On se fait la bise, sourires fendus jusqu’aux oreilles, et on monte. Le prétexte : suivre son atelier « Le temps d’un petit top », histoire de rapprivoiser la machine à coudre, que je fuis depuis la confection d’une triste paire de boxers, dans un lointain cours d’économie familiale. « Oh, je suis étonnée, jusqu’ici, les gens m’ont dit vouloir le suivre pour passer un moment avec moi », me lance Patsy, un peu à la blague. Je suis démasquée : c’est bien entendu mon cas aussi. Après tout, cela fait plus d’une décennie qu’on se côtoie virtuellement.
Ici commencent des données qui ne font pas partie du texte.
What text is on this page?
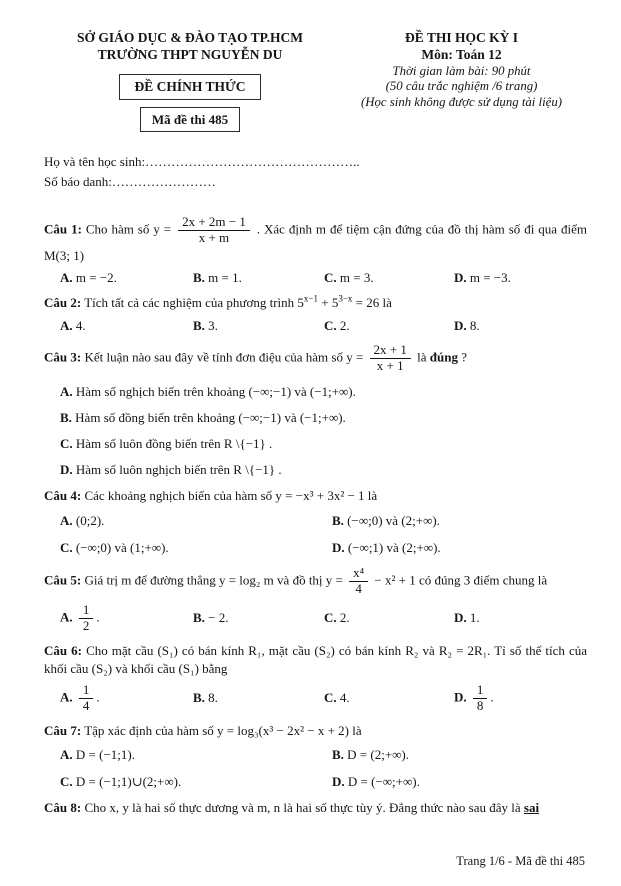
SỞ GIÁO DỤC & ĐÀO TẠO TP.HCM
TRƯỜNG THPT NGUYỄN DU
ĐỀ CHÍNH THỨC
Mã đề thi 485
ĐỀ THI HỌC KỲ I
Môn: Toán 12
Thời gian làm bài: 90 phút
(50 câu trắc nghiệm /6 trang)
(Học sinh không được sử dụng tài liệu)
Họ và tên học sinh:…………………………………………..
Số báo danh:……………………
Câu 1: Cho hàm số $y = \frac{2x + 2m - 1}{x + m}$ . Xác định m để tiệm cận đứng của đồ thị hàm số đi qua điểm M(3; 1)
A. m = −2.	B. m = 1.	C. m = 3.	D. m = −3.
Câu 2: Tích tất cả các nghiệm của phương trình $5^{x-1} + 5^{3-x} = 26$ là
A. 4.	B. 3.	C. 2.	D. 8.
Câu 3: Kết luận nào sau đây về tính đơn điệu của hàm số $y = \frac{2x + 1}{x + 1}$ là đúng ?
A. Hàm số nghịch biến trên khoảng (−∞;−1) và (−1;+∞).
B. Hàm số đồng biến trên khoảng (−∞;−1) và (−1;+∞).
C. Hàm số luôn đồng biến trên R \{−1} .
D. Hàm số luôn nghịch biến trên R \{−1} .
Câu 4: Các khoảng nghịch biến của hàm số y = −x³ + 3x² − 1 là
A. (0;2).	B. (−∞;0) và (2;+∞).
C. (−∞;0) và (1;+∞).	D. (−∞;1) và (2;+∞).
Câu 5: Giá trị m để đường thẳng y = log₂ m và đồ thị $y = \frac{\text{x⁴}}{4} - x^2 + 1$ có đúng 3 điểm chung là
A. $\frac{1}{2}$ .	B. − 2.	C. 2.	D. 1.
Câu 6: Cho mặt cầu (S₁) có bán kính R₁, mặt cầu (S₂) có bán kính R₂ và R₂ = 2R₁. Tỉ số thể tích của khối cầu (S₂) và khối cầu (S₁) bằng
A. $\frac{1}{4}$ .	B. 8.	C. 4.	D. $\frac{1}{8}$ .
Câu 7: Tập xác định của hàm số y = log₃(x³ − 2x² − x + 2) là
A. D = (−1;1).	B. D = (2;+∞).
C. D = (−1;1)∪(2;+∞).	D. D = (−∞;+∞).
Câu 8: Cho x, y là hai số thực dương và m, n là hai số thực tùy ý. Đẳng thức nào sau đây là sai
Trang 1/6 - Mã đề thi 485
Dans son repaire, la bête est là, turquoise et rutilante, au milieu de la pièce double, où règne un joyeux chaos créatif : commode en bois aux petits tiroirs que j’imagine emplis de trésors, mannequins de couture, bibliothèque logeant tissus et accessoires, longue table où tracer, couper, coudre et épingler (avec des épingles à tête jaune, ça va de soi), puis, le long du mur, la planche à repasser. « Coudre, c’est surtout repasser », me dit l’artiste pluridisciplinaire, en me mettant en garde : « Mon fer parle et il respire ! » C’est donc au son de cet outil sophistiqué, qui crachote sporadiquement sa vapeur tel un Darth Vader des étoffes, que je me lance dans la couture — et la discussion…

Gabarit enfilé pour confirmer la taille, puis tissu marqué à la craie jaune prêt à être découpé, j’apprends que c’est Le Devoir qui l’a révélée comme fée du Mile End. « C’est Marie-Andrée Chouinard qui est venue me voir la première, avec Jacques Nadeau ! » Le duo a mis en lumière une de ses premières opérations : des extraits de La petite fille aux allumettes laissés dans les boîtes aux lettres… À l’approche des Fêtes, Patsy, mère d’un fils qu’elle élevait seule, voulait briser la solitude ; la sienne et celle de ses voisins. C’était en 2012.

La fée a depuis installé ses pénates dans La Petite-Patrie, dans cet appartement à l’escalier jaune et aux proprios en or, après s’être fait rénovincer en 2020. Fée de La Petite-Patrie, donc ? « Je me vois comme une fée de l’urbanité », dit-elle. Tous les quartiers sont bons pour poursuivre sa quête : amener les gens à être ensemble, à créer des liens. Et elle le « fée » par mille moyens, en faisant parler les balcons, les fenêtres, les coeurs et les rêves par l’entremise de banderoles découpées, de contes parsemés, de parades phénoménales et de pochoirs dont les vides se transforment en messages qui remplissent l’âme.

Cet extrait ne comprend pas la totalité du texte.